Cloud Formation is not as easy to use as EB, but it is much more powerful, because you can create resources other than EC2 instances, control how the cfn-init script, and etc.
There are other differences worth noting. Elastic beanstalk is designed as a container for a single app. I've a set of several websites and services but found it very difficult to deploy multiple websites with beanstalk and was advised, after several attempts, by AWS help to use cloud formation in this situation as it has the extra flexibility.
Theres a really helpful article on bootstrapping AWS cloud formation and updating a running site here thats much clearer than the AWS pages. Still trying to work out if we can deploy from VS straight to the cloud formation template stored on S3 and get it to auto update like beanstalk...
These services are designed to complement each other. AWS Elastic Beanstalk provides an environment to easily deploy and run applications in the cloud. It is integrated with developer tools and provides a one-stop experience for you to manage the lifecycle of your applications. AWS CloudFormation is a convenient provisioning mechanism for a broad range of AWS and third party resources. It supports the infrastructure needs of many different types of applications such as existing enterprise applications, legacy applications, applications built using a variety of AWS resources and container-based solutions (including those built using AWS Elastic Beanstalk).

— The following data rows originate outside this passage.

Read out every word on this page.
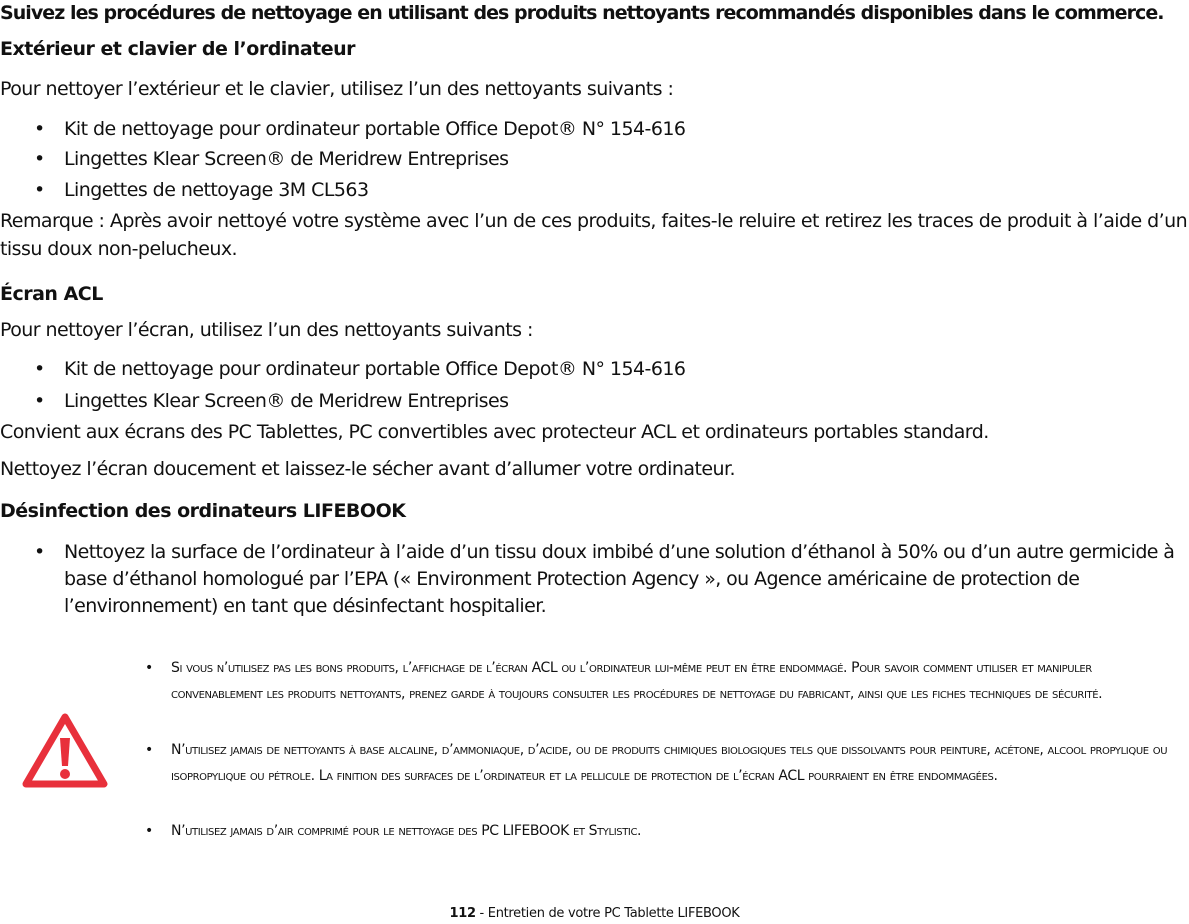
Suivez les procédures de nettoyage en utilisant des produits nettoyants recommandés disponibles dans le commerce.
Extérieur et clavier de l’ordinateur
Pour nettoyer l’extérieur et le clavier, utilisez l’un des nettoyants suivants :
• Kit de nettoyage pour ordinateur portable Office Depot® N° 154-616
• Lingettes Klear Screen® de Meridrew Entreprises
• Lingettes de nettoyage 3M CL563
Remarque : Après avoir nettoyé votre système avec l’un de ces produits, faites-le reluire et retirez les traces de produit à l’aide d’un tissu doux non-pelucheux.
Écran ACL
Pour nettoyer l’écran, utilisez l’un des nettoyants suivants :
• Kit de nettoyage pour ordinateur portable Office Depot® N° 154-616
• Lingettes Klear Screen® de Meridrew Entreprises
Convient aux écrans des PC Tablettes, PC convertibles avec protecteur ACL et ordinateurs portables standard.
Nettoyez l’écran doucement et laissez-le sécher avant d’allumer votre ordinateur.
Désinfection des ordinateurs LIFEBOOK
• Nettoyez la surface de l’ordinateur à l’aide d’un tissu doux imbibé d’une solution d’éthanol à 50% ou d’un autre germicide à base d’éthanol homologué par l’EPA (« Environment Protection Agency », ou Agence américaine de protection de l’environnement) en tant que désinfectant hospitalier.
• Si vous n’utilisez pas les bons produits, l’affichage de l’écran ACL ou l’ordinateur lui-même peut en être endommagé. Pour savoir comment utiliser et manipuler convenablement les produits nettoyants, prenez garde à toujours consulter les procédures de nettoyage du fabricant, ainsi que les fiches techniques de sécurité.
• N’utilisez jamais de nettoyants à base alcaline, d’ammoniaque, d’acide, ou de produits chimiques biologiques tels que dissolvants pour peinture, acétone, alcool propylique ou isopropylique ou pétrole. La finition des surfaces de l’ordinateur et la pellicule de protection de l’écran ACL pourraient en être endommagées.
• N’utilisez jamais d’air comprimé pour le nettoyage des PC LIFEBOOK et Stylistic.
112 - Entretien de votre PC Tablette LIFEBOOK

AWS CloudFormation supports Elastic Beanstalk application environments as one of the AWS resource types. This allows you, for example, to create and manage an AWS Elastic Beanstalk–hosted application along with an RDS database to store the application data. In addition to RDS instances, any other supported AWS resource can be added to the group as well.
Both are for provisioning infrastructure; but they differ in their approach.

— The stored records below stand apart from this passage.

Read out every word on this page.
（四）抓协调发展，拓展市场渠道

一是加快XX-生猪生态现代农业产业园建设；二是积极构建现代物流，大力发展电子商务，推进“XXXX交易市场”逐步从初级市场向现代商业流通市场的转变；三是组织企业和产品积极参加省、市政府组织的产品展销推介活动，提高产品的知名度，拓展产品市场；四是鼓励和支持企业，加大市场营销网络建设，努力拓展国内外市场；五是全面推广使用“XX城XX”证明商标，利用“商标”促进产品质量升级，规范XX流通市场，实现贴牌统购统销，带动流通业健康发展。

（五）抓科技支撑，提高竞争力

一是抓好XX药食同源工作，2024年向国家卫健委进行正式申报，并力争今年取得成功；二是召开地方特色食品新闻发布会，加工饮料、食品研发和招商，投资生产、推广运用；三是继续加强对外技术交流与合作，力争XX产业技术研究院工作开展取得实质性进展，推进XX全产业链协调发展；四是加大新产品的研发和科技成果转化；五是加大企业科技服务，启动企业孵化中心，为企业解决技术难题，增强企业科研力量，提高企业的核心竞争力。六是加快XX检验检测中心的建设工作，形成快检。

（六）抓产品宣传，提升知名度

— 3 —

Beanstalk: The starting point is the code. I have a NodeJs code I want to upload & run it; please provision the infrastructure for me. (PaaS) Platform as a Service
CloudFormation: The starting point is the infrastructure. Please create an EC2 instance, with one LoadBalancer, Security Group etc so that I can uploaded my NodeJs code to it. Infrastructure as Code (IaC).
Elastic Beanstalk automatically handles the deployment, from capacity provisioning, load balancing, auto-scaling to application health monitoring based on the code you upload to it, where as CloudFormation is an automated provisioning engine designed to deploy entire cloud environments via a JSON script.

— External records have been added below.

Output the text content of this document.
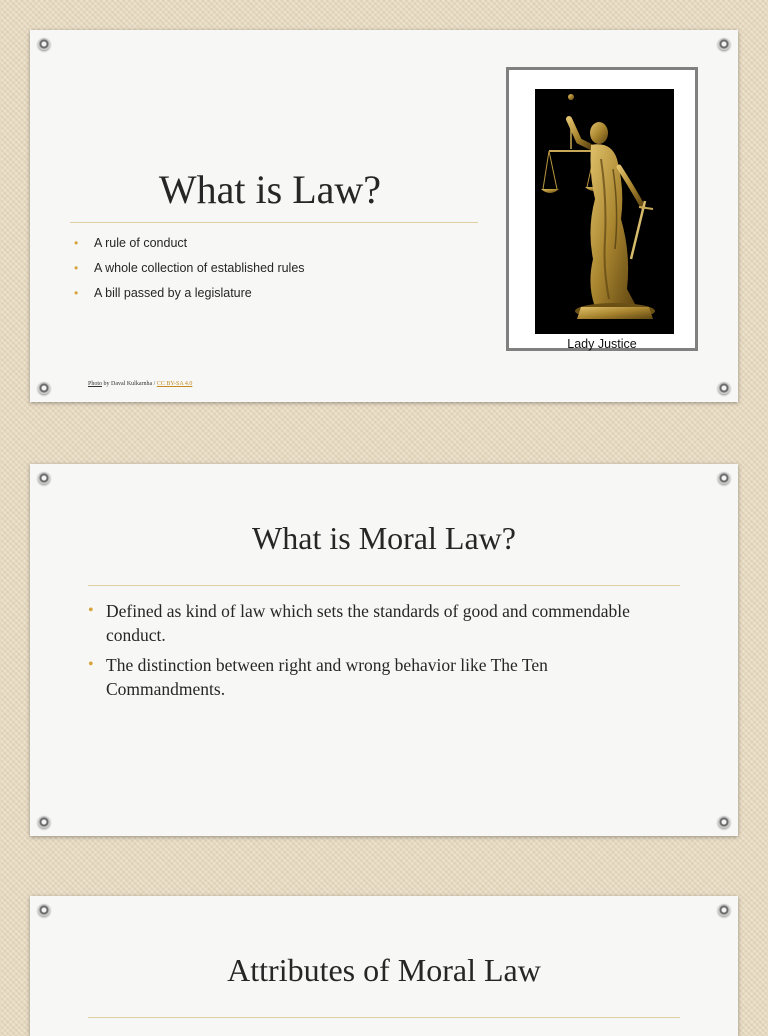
What is Law?
• A rule of conduct
• A whole collection of established rules
• A bill passed by a legislature
Lady Justice
Photo by Daval Kulkarnha / CC BY-SA 4.0
What is Moral Law?
• Defined as kind of law which sets the standards of good and commendable conduct.
• The distinction between right and wrong behavior like The Ten Commandments.
Attributes of Moral Law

Beanstalk: Gives the developer the ability to manage only code and not systems
Cloud Formation: Simplifies and makes everything easier for a Systems Engineer
If a developer or the dev team is looking for a quick MVP testing, the best option is to quickly get deployed with Beanstalk and check.
When a AWS migration happens, systems engineer will get involved in provisioning and Cloud Formation will help a lot and give much more granular control.
Beanstack internally uses cloudformation.
Beanstalk - Basically helpful for software developers.
Example : You want to start the PC quickly and run an application. You don't buy the PC items (harddisk, ram, Processor) separately. You buy a whole CPU or a laptop of a required config. You dont care how its running inside as you want your application to run for you. Beanstalk gives you this feature of everything ready made with no worries.
Cloudformation - Basically helpful for system engineer/ Hardware.
Example : You want to assemble 100's of PC's and give it to the developers then instead of assembling so many PC's you can just give a list of items and the PC is assembled for you by the retailer.
Similarly create a template and send it to cloudformation it will finish your work with no effort.